C’est alors, en 1767 que la France de Louis XV achète à la République de Gênes une prétendue souveraineté sur la Corse et décide de mettre au pas son peuple de frondeurs


Pour abattre PAOLI et sa petite République, la Monarchie Française constitue et dirige vers l’île un corps expéditionnaire de 80 000 hommes et le 8 Mai 1769 dans les flots du Golu, La Corse est défaite, conquise dans une farouche résistance, elle le demeurera.

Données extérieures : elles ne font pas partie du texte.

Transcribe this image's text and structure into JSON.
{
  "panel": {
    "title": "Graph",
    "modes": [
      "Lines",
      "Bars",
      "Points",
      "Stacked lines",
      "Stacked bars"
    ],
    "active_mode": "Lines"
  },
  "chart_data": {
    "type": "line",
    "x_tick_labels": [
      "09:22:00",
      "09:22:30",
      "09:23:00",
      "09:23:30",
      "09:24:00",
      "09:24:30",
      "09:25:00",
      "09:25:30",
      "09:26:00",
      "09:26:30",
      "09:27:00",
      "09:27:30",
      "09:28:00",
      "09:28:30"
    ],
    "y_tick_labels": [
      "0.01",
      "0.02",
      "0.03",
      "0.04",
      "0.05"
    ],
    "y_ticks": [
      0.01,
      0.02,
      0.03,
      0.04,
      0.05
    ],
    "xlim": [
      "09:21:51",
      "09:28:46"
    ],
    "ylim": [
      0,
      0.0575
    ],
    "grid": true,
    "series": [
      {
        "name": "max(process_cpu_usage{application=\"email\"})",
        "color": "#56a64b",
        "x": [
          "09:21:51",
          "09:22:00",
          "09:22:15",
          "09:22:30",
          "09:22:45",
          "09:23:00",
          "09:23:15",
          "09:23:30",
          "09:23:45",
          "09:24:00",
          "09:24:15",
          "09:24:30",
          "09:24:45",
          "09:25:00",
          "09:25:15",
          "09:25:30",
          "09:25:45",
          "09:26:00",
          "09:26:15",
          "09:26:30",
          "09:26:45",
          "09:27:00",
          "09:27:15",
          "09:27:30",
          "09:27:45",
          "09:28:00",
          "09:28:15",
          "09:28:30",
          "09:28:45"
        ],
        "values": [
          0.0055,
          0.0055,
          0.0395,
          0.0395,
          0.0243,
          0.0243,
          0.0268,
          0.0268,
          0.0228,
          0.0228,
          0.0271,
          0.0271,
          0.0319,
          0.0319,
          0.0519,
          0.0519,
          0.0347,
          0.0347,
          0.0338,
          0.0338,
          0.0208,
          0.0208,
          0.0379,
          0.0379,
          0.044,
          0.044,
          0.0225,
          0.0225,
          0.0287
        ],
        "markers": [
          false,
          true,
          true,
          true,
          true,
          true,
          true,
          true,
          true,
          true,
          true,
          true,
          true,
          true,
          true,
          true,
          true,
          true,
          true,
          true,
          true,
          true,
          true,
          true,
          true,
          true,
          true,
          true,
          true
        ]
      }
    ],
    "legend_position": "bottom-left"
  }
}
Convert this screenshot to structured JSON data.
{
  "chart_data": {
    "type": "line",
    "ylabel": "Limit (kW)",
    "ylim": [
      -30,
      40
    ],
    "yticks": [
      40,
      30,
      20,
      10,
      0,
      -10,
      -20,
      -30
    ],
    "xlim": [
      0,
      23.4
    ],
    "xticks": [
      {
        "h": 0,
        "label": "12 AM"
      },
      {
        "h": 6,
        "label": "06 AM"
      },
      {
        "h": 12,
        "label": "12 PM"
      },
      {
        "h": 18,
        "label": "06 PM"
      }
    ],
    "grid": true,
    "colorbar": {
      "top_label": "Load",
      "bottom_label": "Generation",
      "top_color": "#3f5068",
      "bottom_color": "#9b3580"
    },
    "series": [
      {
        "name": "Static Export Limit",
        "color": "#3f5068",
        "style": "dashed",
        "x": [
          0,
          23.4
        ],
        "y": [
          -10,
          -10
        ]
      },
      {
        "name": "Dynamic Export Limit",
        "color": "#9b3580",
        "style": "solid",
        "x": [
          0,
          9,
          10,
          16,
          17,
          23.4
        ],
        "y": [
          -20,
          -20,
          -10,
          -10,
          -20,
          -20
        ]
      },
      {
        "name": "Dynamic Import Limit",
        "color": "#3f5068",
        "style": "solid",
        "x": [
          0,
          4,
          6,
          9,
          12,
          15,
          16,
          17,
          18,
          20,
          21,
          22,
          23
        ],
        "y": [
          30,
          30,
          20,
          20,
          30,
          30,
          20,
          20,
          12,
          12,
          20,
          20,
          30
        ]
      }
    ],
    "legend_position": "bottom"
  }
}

Malgré cette conquête, suivie de l’exil de PAOLI en Angleterre, sa pensée intacte va servir de détonateur à d’autres révolutions dans le monde.

En 1787, les insurgeants américains offrent à leur nouvelle nation une constitution qui ressemble étrangement à celle de la Corse.

La filiation des deux lois fondamentales est aujourd’hui historiquement prouvée.

En 1789 et par contre-coup les révolutionnaires Français rédigeront la déclaration des Droits de l’Homme et du Citoyen.


Aujourd’hui encore aux Etats-Unis, on se souvient du rôle de Pasquale PAOLI, l’inspirateur incontesté des fils de la liberté et sept villes Américaines portent les noms de Paoli, Corsica, Monticellu, Corsicana à sa mémoire.


Chez nous il n’en est pas de même. Si cette mémoire-là n’a pas sa place dans les très officiels livres d’histoire, elle est pourtant de ces vérités que l’on doit aux hommes, au peuple, à leurs luttes, leurs souffrances et leurs espoirs.